Anne Skaden, library director at the Kalona Public Library, said last year the library had an art program for adults that was able to come to fruition through a grant. However, because it did not get the grant this year, the library did not offer the program again.

Staff have been actively looking for more ways to offer adult programming but with a combination of lack of funding as well as time and staff, the challenges are hard to overcome, she said.

“It’s just really difficult to try and do everything,” she said.

Rhonda Mixon, Director at the HJ Nugen Public Library in New London agreed. A weekly book chat and discussion group takes place and recently the library has begun to implement a Sunday matinee movie showing.
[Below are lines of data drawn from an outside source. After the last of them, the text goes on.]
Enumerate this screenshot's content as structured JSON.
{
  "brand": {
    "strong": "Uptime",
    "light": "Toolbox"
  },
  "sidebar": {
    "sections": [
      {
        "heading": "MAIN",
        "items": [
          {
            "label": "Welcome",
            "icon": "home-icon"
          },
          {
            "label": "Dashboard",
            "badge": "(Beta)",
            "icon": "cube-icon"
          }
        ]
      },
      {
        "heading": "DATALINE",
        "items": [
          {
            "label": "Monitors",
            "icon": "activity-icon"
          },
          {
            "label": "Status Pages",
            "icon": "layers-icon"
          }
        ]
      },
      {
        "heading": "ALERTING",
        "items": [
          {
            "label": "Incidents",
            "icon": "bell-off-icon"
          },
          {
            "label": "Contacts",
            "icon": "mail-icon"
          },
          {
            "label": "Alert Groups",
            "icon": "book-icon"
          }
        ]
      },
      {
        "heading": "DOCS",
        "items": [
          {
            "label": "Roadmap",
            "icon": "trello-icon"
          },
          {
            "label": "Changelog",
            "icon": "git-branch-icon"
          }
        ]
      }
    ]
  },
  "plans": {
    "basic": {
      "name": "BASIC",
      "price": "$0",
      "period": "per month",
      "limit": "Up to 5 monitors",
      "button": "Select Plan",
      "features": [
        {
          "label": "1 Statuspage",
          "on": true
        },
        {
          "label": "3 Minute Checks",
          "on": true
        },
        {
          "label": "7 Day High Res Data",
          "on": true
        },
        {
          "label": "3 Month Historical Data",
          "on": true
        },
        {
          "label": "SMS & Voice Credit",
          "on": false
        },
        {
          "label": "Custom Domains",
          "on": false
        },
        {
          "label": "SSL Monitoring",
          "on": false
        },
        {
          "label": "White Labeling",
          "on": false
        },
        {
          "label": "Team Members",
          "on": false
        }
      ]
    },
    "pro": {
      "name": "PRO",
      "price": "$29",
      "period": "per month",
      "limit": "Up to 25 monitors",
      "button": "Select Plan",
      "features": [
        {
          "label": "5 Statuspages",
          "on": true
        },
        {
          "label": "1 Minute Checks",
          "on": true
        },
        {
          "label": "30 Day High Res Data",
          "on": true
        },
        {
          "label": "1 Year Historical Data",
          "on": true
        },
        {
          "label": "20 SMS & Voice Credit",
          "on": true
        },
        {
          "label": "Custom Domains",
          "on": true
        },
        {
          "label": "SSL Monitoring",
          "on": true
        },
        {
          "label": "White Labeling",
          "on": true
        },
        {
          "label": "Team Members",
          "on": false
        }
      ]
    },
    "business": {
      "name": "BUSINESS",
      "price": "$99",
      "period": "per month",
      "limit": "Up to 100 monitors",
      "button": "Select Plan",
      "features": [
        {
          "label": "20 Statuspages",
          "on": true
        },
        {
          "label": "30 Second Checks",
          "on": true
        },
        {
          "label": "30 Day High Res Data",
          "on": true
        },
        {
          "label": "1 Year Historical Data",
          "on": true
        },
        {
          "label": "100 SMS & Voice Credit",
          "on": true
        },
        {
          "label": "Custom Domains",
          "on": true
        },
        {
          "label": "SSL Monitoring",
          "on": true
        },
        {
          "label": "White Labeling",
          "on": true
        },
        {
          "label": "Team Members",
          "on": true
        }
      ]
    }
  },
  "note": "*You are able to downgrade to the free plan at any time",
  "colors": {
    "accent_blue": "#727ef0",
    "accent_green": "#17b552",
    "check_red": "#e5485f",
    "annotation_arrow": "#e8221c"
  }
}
The most recent showing was Downton Abbey and library staff created a tea party atmosphere for the event. Numbers have remained low, but the few who do partake in the activities have reported enjoying it, she said.

In Kalona, the library hosts an adult book club that meets the last Tuesday of the month at 7 p.m. or the last Wednesday of the month at 12:30 p.m. The books for the year are chosen by patrons and planned out for the whole year. The same book is discussed on both the last Tuesday or Wednesday, she said. Having two days for book club allows for more members to attend.

Skaden said she sees an increased need for more programming and has heard so from patrons. Interest has been expressed in more technology classes, such as how to use an iPhone or browse for information on the internet.

“That really prompted us to say ‘we need to sit down and start looking at this and planning this,’” she said.

The library has tried to offer these classes before but found finding the right time was difficult as people are so busy and each day of the week varies so it can be hard to be constant, she said.

“We would offer it and then we would have no one. Another time we would have quite a few so then we would think, ‘Oh that’s the time to do it.’ But then the second time we would do that, no one would show up. So it’s a tricky thing to figure out the time,” she said.

Mixon agreed that timing make things difficult when trying to establish a consistent schedule.

On Friday’s the library hosts Senior Moments, a coloring club that is also a time for adults to get together to chat and catch up on their weeks.

Sometimes a speaker is brought in, but Mixon said it is hard to establish programs when it is uncertain if people will arrive for them. Lack of free time and unsavory weather are usually to blame, she said.

“What I find is that everybody is very busy and even when I have things, it’s hard to get people to come in,” she said.

One activity Mixon has reported success in is a passive craft program. Bags with all the materials needed to make a craft are available at the library to pick up and take home. Because it can be done on their own time, she said the activities have been very popular.

In Kalona, Skaden said the library offered an adult reading program over the summer and has extended that into the winter as well. The library staff are still looking for program ideas and anyone who has an idea they would like to share is encouraged to let them know.